By Tim Redmond : 48hills – excerpt

The agenda: Mayor Ed Lee’s legacy is reflected in part in a Planning Department report that shows the city is building lots of market-rate housing — and prices are not coming down

At the Ed Lee memorial Sunday, a string of politicians who are not at all humble talked about the humble side of the late mayor. The event featured at least two people who are seeking higher office; Lee was remembered as a reluctant politician.

At the Chron, Carolyn Said at least noted that Lee had promoted an economic boost that also increased economic inequality. On KPIX Sunday night, Melissa Caen said that Lee brought the unemployment rate down – but “unintentionally” created the housing crisis.

These were some of the responses from City Hall and the news media on Lee’s legacy.

I get Melissa Caen’s “unintentionally.” I don’t think Mayor Lee sat down with his advisors and decided that it was a great idea to drive 400,000 San Franciscans out of town and create the worst eviction epidemic and economic inequality in the city’s modern history.

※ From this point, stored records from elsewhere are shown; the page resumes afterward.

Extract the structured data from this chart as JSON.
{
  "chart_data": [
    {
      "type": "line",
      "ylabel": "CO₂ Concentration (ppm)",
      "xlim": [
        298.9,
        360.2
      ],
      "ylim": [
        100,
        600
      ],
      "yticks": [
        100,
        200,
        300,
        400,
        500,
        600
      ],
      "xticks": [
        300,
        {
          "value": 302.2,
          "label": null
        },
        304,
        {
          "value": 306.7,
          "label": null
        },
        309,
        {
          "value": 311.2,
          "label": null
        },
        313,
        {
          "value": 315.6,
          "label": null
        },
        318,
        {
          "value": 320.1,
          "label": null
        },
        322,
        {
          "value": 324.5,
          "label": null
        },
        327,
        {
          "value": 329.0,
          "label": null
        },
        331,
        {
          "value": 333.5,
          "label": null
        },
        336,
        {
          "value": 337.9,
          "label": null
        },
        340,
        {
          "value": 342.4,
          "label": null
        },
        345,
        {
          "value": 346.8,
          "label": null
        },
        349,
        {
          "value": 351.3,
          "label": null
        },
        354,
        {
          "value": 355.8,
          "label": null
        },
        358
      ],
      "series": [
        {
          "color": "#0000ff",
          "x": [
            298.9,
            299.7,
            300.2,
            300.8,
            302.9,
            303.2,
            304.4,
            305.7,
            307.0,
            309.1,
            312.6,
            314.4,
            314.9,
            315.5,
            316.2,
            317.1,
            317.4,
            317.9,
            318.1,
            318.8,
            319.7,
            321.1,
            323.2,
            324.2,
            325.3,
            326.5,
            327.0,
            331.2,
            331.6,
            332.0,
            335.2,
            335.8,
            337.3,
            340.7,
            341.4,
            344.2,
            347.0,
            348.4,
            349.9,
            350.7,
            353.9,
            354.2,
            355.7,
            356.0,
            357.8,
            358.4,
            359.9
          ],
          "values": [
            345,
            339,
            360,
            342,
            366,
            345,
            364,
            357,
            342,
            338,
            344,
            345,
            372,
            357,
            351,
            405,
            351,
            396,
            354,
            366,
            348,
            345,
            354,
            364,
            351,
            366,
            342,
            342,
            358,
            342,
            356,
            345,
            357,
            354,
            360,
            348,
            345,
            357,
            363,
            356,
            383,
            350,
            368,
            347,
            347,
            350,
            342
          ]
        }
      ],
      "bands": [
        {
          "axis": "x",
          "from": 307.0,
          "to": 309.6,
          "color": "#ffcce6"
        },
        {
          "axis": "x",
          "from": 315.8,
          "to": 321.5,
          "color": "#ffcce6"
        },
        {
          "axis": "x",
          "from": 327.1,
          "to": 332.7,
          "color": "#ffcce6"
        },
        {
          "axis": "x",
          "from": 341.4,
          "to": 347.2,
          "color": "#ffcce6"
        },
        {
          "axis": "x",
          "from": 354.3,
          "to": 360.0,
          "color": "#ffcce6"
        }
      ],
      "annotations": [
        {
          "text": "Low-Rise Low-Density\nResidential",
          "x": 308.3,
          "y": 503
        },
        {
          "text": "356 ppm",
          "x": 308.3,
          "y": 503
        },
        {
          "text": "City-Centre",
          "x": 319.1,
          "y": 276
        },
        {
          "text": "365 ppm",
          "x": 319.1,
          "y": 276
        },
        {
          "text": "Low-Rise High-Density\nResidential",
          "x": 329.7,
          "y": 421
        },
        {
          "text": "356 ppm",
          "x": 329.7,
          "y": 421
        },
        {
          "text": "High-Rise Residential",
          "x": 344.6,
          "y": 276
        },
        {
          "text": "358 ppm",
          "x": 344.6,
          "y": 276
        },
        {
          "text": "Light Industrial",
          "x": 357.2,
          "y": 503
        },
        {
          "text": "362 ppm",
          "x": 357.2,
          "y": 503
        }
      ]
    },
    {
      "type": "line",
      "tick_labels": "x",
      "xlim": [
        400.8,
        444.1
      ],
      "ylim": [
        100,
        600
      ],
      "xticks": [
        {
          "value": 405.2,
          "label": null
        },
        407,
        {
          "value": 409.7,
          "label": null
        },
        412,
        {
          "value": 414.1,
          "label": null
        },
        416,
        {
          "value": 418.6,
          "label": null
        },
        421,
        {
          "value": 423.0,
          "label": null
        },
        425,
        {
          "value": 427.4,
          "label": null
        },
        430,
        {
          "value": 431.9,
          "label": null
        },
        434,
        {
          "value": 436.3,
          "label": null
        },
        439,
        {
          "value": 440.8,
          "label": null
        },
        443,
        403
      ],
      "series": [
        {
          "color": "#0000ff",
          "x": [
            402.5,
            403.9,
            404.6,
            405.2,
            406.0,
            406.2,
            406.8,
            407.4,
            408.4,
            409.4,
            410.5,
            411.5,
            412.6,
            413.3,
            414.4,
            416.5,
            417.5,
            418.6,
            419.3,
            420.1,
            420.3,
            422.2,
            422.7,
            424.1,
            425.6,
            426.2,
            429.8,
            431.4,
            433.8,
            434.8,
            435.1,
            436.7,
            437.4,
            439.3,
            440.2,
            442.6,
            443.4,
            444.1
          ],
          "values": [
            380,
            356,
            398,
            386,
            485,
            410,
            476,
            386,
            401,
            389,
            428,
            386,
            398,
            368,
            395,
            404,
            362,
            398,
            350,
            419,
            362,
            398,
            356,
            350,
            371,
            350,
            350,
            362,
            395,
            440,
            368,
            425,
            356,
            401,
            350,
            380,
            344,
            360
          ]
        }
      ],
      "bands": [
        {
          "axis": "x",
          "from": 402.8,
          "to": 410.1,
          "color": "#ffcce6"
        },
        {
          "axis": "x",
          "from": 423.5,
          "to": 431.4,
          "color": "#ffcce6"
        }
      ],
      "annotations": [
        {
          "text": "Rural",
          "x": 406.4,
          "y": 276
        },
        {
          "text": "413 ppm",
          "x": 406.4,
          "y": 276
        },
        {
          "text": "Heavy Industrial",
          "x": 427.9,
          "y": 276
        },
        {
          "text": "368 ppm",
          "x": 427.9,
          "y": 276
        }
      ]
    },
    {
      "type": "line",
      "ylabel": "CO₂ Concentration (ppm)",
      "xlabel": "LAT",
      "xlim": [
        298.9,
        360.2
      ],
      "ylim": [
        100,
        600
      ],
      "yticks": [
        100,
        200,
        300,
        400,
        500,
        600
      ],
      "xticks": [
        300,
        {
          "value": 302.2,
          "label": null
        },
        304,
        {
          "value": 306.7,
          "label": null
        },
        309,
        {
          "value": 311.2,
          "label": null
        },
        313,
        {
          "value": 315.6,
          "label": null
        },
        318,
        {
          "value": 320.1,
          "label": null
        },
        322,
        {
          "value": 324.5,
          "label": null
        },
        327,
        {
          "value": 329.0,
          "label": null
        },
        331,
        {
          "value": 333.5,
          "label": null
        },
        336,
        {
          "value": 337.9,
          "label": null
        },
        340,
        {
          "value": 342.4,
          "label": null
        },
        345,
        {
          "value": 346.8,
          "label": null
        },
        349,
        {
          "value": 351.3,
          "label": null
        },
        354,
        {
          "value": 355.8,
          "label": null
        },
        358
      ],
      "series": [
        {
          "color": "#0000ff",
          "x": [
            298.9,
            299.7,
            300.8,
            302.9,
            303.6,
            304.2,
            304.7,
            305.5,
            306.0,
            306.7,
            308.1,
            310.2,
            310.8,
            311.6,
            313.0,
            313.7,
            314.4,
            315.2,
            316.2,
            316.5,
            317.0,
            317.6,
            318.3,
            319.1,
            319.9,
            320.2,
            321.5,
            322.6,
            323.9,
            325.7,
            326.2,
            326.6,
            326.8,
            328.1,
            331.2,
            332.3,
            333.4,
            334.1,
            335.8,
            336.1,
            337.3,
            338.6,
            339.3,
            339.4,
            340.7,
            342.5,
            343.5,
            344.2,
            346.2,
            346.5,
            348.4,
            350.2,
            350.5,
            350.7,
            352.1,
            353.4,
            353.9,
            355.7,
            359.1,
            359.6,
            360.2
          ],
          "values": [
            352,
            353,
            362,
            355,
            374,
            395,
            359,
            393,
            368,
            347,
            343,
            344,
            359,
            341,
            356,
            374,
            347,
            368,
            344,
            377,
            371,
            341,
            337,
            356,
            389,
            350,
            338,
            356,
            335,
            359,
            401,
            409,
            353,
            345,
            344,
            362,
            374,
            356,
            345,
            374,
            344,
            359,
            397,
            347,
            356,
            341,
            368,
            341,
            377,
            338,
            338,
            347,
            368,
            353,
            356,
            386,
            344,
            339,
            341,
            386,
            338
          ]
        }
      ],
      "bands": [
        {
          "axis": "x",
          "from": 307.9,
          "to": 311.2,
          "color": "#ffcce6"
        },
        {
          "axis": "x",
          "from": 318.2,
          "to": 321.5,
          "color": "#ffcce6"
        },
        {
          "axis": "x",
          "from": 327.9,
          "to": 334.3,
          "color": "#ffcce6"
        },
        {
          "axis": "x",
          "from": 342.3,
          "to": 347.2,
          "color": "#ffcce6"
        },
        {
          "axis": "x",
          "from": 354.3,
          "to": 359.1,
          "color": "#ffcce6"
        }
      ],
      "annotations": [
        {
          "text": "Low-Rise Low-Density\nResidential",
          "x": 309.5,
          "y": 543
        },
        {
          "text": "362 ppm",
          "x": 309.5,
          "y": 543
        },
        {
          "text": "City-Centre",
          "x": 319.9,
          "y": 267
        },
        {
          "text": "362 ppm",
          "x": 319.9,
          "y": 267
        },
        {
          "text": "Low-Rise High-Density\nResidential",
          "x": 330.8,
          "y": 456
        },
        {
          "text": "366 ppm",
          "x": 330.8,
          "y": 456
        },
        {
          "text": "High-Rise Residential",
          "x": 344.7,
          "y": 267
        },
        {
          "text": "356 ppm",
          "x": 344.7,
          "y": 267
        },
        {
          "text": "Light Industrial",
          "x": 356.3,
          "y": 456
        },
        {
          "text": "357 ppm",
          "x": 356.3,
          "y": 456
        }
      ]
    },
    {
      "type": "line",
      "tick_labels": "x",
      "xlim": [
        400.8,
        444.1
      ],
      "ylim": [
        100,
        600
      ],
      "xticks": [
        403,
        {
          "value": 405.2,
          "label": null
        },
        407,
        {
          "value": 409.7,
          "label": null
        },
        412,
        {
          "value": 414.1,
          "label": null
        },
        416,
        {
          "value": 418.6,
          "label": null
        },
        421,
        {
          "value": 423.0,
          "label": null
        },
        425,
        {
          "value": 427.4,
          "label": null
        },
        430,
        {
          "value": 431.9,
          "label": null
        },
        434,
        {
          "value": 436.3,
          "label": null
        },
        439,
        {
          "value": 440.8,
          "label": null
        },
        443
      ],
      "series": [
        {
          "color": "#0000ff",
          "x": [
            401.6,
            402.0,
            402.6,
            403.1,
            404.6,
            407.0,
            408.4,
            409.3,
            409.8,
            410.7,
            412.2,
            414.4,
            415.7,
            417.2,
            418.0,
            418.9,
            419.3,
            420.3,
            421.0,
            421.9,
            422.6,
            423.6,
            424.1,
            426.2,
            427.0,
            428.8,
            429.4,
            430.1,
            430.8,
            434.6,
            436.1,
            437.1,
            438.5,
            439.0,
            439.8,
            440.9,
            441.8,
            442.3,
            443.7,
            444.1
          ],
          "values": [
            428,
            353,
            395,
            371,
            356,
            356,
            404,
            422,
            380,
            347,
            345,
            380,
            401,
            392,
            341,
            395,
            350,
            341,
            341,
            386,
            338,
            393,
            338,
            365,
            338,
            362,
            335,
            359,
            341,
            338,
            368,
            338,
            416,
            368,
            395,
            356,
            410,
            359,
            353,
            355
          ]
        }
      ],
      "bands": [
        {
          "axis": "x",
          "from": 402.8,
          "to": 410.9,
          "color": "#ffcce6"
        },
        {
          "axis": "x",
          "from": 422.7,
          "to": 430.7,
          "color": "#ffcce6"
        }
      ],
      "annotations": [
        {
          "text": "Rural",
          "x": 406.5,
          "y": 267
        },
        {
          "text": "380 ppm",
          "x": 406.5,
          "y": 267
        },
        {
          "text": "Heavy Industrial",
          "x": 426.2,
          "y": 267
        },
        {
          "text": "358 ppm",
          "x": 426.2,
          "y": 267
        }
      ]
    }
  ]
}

But I find it hard to believe that anyone in his administration believed we could bring in 140,000 tech workers, many of them from out of town, at a time when there was almost no vacant housing, with no impact on the housing market.

If that’s the case, it was the greatest “unintentional” policy mistake that I’ve seen in many, many years…

The Yimbys (and the folks in Mayor Ed Lee’s administration) argue that more housing will bring prices down – but the city’s own data indicates that when prices go down, developers stop building. The market won’t solve this…

When prices are flat or low (typically only during recessions) developers don’t want to build; the rate of return is higher if they put their money somewhere else. They only want to build when prices are high…

Oh, and as we think about the glories of the Tech Boom, it’s worth looking at new story on Wired, by Erin Griffith.

She argues that Big Tech (and even startups) still don’t get what I (not Griffith) might call San Francisco Values.  “Outside the bubble, things are different. We’re not egging on startups that willingly flaunt regulations. We’re wary of artificial intelligence and its potential to eliminate jobs. We’re dubious of tech leaders’ promises to make their products safe for their kids to use. We are all sick of the jokes that no longer feel funny: lines about the lack of women in tech, about obscenely rich 20-somethings, about awkward coders with bad people skills, about “hustling” and growth at any cost. It all feels inappropriate.”

(more)

“Unintentional consequences” may be the excuse of the year, or the decade, but, we need to move on and deal with those consequences regardless of how we arrived at them. Now is the time to give serious media attention to ALL the Mayoral candidates and those running for supervisor positions.
Forget the reasonable outcome concept and give ALL the candidates equal time and a place at the debate table to hear all the suggestions and ideas, regardless of name recognition. As we know now, anything is possible and therefore no one should be excluded from the conversation. We need fresh new ideas on how to solve the problems. we face as a city.